Medieval cheese making is incredibly regional. Medieval towns who are renown for the cheese (Edam, Gouda, Cheddar, Derby) all have one thing that sells their cheese, the distinct flavour that that cheese is known for. In modern terms they are Region of Designated Origin. Much like what we knew as champagne is now known as sparkling wine, unless it is actually from the region of Champagne.

These days we also have concerns over such things as nasty bacteria and liver fluke. So we do things such as pasturise our milk to remove any of those issues (and apply certain standards to the storage and transportation of milk/products). And we do that to the point of regulating the immunizations and medications given to all livestock that produce milk. These modern controls give us safety, but they cost us access to raw milk (it is illegal to sell most raw milks in Australia for human consumption).

If I had easy access to raw milk I would want to see how much of an influence our modern processes have on milk and cheese products. I would split the amount of milk, pasturise half and then make exactly the same cheese using exactly the same recipe. This would tell me how much of an influence the modern process has. But even with access to raw milk I would be no more or less inclined to use it for making 'Gouda' over commercial bought milk. Raw milk here in Australia is not a suitable raw milk for making 'Gouda'. It is out of region.

And that leads me to say that raw milk can be awesome I am sure. But I do not want to make anyone tasting my cheese sick. So commercial milk with a modern recipe made under sanitary conditions will always trump following a medieval recipe using period appropriate tools with riskier sanitary conditions. I do try and meet in the middle, but I won't risk my consumers if I don't have to.

The Recipes


A modern recipe is a distinct, reliable and replicable way of getting certain results. Modern recipes are simply a way of getting the same answer again and again.

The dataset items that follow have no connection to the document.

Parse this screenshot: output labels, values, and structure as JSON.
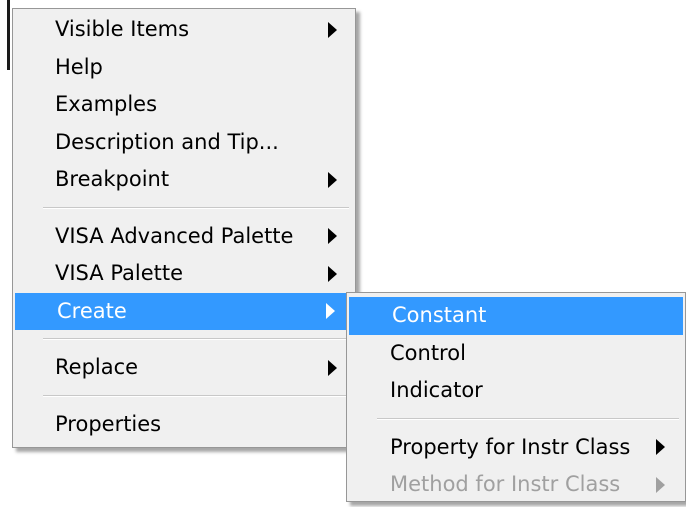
{
  "main_menu": {
    "items": [
      {
        "label": "Visible Items",
        "submenu": true
      },
      {
        "label": "Help",
        "submenu": false
      },
      {
        "label": "Examples",
        "submenu": false
      },
      {
        "label": "Description and Tip...",
        "submenu": false
      },
      {
        "label": "Breakpoint",
        "submenu": true
      },
      {
        "label": "VISA Advanced Palette",
        "submenu": true
      },
      {
        "label": "VISA Palette",
        "submenu": true
      },
      {
        "label": "Create",
        "submenu": true,
        "highlighted": true
      },
      {
        "label": "Replace",
        "submenu": true
      },
      {
        "label": "Properties",
        "submenu": false
      }
    ]
  },
  "create_submenu": {
    "items": [
      {
        "label": "Constant",
        "highlighted": true
      },
      {
        "label": "Control"
      },
      {
        "label": "Indicator"
      },
      {
        "label": "Property for Instr Class",
        "submenu": true
      },
      {
        "label": "Method for Instr Class",
        "submenu": true,
        "disabled": true
      }
    ]
  },
  "colors": {
    "highlight": "#3399ff",
    "menu_background": "#f0f0f0",
    "disabled_text": "#a0a0a0"
  }
}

The one thing that a recipe does is allows me to use pretty much any milk and know what the outcome will be. This is very important as it takes away all the variability that milk throws into the mix.

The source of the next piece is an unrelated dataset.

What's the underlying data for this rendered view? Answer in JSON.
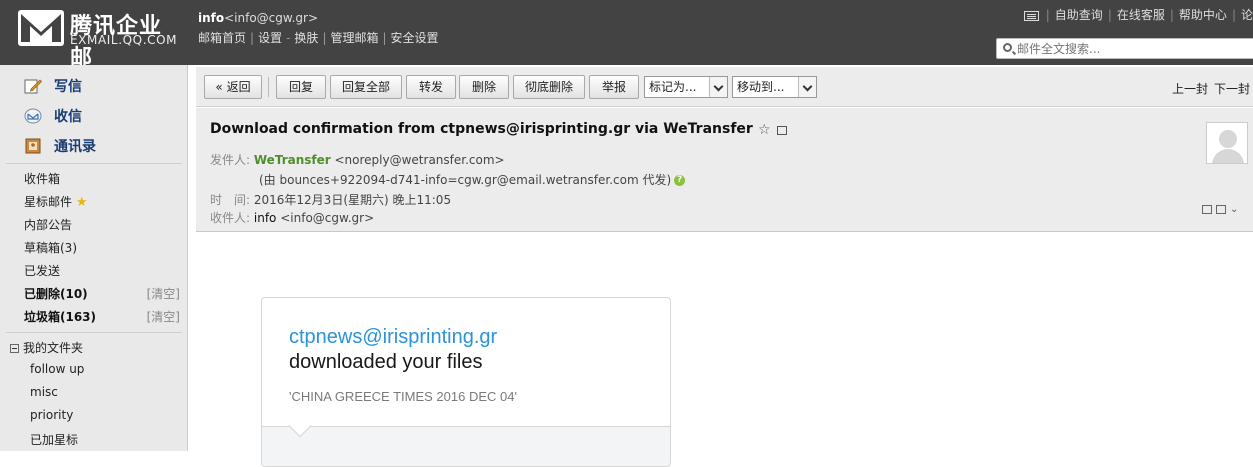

Each known 'medieval' cheese is known for a flavour and texture. What these modern recipes allow anyone to do is replicate it in a way that you to can experience that cheese, regardless of the region you live in. It has taken the humble cheese global. :)

Where a medieval recipe effectively does the same thing as a modern one, the one thing that is missing from the medieval is the surety that at the end of the process what I will taste is what they would have tasted (or as similar as I can get). Because I do not have access to 'their' milk.

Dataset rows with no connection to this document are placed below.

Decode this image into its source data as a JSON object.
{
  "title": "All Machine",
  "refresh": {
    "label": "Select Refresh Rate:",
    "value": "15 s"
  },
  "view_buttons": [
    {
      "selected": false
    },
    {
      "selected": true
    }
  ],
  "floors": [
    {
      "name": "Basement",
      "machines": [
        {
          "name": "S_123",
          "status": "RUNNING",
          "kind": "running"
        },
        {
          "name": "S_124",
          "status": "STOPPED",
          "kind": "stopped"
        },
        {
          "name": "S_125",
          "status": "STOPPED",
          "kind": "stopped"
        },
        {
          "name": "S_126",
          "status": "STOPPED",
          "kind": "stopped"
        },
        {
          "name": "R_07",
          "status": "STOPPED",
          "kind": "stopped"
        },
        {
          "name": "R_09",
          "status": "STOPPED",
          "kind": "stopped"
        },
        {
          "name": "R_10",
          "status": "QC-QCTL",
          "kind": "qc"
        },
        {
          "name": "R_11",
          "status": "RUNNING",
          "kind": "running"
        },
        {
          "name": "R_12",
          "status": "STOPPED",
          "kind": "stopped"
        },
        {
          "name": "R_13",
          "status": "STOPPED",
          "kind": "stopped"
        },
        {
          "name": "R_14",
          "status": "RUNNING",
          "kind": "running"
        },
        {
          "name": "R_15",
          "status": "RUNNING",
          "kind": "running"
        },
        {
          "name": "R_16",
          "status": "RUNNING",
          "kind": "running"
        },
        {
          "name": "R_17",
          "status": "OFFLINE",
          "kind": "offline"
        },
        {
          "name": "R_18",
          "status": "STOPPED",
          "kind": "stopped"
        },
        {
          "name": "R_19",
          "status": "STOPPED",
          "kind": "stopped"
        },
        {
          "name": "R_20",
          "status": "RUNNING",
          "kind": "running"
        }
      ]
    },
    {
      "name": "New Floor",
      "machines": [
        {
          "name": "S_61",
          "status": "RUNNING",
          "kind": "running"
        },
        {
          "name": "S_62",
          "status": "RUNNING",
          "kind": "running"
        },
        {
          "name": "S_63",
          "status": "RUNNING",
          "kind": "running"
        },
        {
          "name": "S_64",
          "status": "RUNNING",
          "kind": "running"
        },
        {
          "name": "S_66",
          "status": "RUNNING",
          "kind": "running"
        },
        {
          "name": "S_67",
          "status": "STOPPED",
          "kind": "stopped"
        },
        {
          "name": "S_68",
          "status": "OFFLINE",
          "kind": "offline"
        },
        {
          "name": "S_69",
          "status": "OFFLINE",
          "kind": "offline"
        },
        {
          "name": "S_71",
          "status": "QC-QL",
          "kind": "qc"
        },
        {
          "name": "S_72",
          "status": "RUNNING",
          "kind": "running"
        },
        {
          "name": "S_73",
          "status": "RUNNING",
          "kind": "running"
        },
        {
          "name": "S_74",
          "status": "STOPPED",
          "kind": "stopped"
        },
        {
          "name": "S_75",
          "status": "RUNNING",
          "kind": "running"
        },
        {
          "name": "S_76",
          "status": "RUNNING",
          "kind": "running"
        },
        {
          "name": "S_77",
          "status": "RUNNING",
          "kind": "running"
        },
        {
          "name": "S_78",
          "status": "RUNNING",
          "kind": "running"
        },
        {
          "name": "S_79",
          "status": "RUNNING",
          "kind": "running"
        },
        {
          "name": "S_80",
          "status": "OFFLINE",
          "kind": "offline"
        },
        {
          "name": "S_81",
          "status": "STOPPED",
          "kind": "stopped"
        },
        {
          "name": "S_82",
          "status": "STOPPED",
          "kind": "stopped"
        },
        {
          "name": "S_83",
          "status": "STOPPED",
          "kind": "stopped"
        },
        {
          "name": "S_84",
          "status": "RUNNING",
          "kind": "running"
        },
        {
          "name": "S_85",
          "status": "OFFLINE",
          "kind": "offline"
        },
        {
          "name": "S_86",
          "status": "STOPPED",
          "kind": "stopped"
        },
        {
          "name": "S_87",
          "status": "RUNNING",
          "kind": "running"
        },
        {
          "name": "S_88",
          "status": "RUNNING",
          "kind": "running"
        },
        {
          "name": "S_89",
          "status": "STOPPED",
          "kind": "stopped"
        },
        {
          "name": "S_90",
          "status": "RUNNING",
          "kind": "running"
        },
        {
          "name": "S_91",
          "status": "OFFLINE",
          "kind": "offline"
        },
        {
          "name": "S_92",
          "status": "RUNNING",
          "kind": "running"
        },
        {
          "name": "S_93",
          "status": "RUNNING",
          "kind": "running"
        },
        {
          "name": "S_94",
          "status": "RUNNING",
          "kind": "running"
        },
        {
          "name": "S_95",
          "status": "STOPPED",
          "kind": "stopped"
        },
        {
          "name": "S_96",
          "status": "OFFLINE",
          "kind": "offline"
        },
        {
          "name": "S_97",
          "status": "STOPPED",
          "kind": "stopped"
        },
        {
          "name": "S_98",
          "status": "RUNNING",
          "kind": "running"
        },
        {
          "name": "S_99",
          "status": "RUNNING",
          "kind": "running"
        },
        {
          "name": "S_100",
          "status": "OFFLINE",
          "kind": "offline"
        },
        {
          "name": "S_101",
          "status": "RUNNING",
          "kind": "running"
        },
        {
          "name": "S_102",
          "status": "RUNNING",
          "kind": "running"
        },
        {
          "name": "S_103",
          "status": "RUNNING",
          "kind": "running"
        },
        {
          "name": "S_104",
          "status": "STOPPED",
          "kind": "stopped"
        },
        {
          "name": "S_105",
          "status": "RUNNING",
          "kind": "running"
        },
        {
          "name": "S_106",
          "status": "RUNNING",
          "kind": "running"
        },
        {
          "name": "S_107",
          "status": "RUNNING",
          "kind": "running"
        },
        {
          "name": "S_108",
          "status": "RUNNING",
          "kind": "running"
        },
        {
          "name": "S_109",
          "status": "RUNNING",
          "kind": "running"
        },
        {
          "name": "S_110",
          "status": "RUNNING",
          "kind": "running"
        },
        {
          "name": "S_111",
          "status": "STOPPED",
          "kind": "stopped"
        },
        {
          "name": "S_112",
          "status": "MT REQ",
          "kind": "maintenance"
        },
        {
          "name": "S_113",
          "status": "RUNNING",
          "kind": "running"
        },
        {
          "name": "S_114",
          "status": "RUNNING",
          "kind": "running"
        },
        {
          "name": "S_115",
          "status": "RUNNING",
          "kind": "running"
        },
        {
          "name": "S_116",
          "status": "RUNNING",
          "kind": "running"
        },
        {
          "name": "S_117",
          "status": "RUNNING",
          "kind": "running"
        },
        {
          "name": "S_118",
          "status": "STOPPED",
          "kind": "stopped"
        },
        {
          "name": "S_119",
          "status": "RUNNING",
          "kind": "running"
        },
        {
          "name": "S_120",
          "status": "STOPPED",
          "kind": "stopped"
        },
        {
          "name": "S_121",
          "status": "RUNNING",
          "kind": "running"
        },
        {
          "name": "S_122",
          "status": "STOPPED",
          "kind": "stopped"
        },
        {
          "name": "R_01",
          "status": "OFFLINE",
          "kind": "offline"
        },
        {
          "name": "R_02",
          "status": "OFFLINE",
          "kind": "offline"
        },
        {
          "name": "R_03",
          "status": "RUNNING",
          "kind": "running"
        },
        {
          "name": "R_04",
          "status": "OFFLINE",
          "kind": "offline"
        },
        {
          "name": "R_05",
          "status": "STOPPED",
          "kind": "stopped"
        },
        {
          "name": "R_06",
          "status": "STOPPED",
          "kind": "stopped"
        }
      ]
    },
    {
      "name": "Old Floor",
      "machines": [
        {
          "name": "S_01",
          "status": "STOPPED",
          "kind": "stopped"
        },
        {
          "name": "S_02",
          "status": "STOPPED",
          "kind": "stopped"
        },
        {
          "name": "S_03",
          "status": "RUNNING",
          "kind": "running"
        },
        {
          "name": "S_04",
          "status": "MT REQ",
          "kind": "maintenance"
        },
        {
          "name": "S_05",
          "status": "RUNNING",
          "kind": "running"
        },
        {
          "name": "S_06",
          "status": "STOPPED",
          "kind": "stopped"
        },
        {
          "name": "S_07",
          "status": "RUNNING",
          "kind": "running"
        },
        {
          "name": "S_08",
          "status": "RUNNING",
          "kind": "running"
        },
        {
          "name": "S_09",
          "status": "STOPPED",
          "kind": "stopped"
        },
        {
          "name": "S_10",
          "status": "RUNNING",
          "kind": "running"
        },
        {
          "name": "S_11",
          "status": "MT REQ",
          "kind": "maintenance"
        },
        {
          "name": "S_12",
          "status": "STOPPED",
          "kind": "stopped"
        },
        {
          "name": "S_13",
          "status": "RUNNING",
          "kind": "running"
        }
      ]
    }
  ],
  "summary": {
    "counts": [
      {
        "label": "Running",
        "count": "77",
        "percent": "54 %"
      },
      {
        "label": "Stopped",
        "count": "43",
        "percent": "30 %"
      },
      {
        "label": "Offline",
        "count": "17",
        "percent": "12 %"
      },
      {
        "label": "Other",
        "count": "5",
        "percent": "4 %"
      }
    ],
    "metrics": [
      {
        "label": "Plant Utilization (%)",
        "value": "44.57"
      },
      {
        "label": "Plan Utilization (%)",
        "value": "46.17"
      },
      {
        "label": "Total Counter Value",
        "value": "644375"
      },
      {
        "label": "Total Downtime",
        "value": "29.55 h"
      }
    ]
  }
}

What am I trying to accomplish?


I guess in the end what I am trying to accomplish is medieval experience. I would like to taste the cheeses that those in medieval times tasted. I am hindered by lack of access to milk from the regions needed, so I do the next best thing and use a recipe and a packet of bacteria.

As for replicating processes from medieval to modern, as I said in my documentation for last years pentathlon, my equipment is modern, the process is not. So I am quite comfortable with the fact that I use a stainless steel pot and a gas cooktop, and not a ceramic or copper pot over a fire. Doesn't mean I am not going to try and use those things (hopefully at Festival!) but the overall process is the same regardless of the modernity. Some things just have not changed. :)

References:


Jeon, I. (l996) Undesirable flavors in dairy products, in _Food Taints_and Off- Flavours_ (M.J. Saxby, ed.) pp. 139-167.

Tunick, M (2014) The Science of Cheese, Oxford University Press, New York USA.

Mendelson, A (2008) Milk: The Surprising Story of Milk Through the Ages, Alfred A Knopf, New York USA.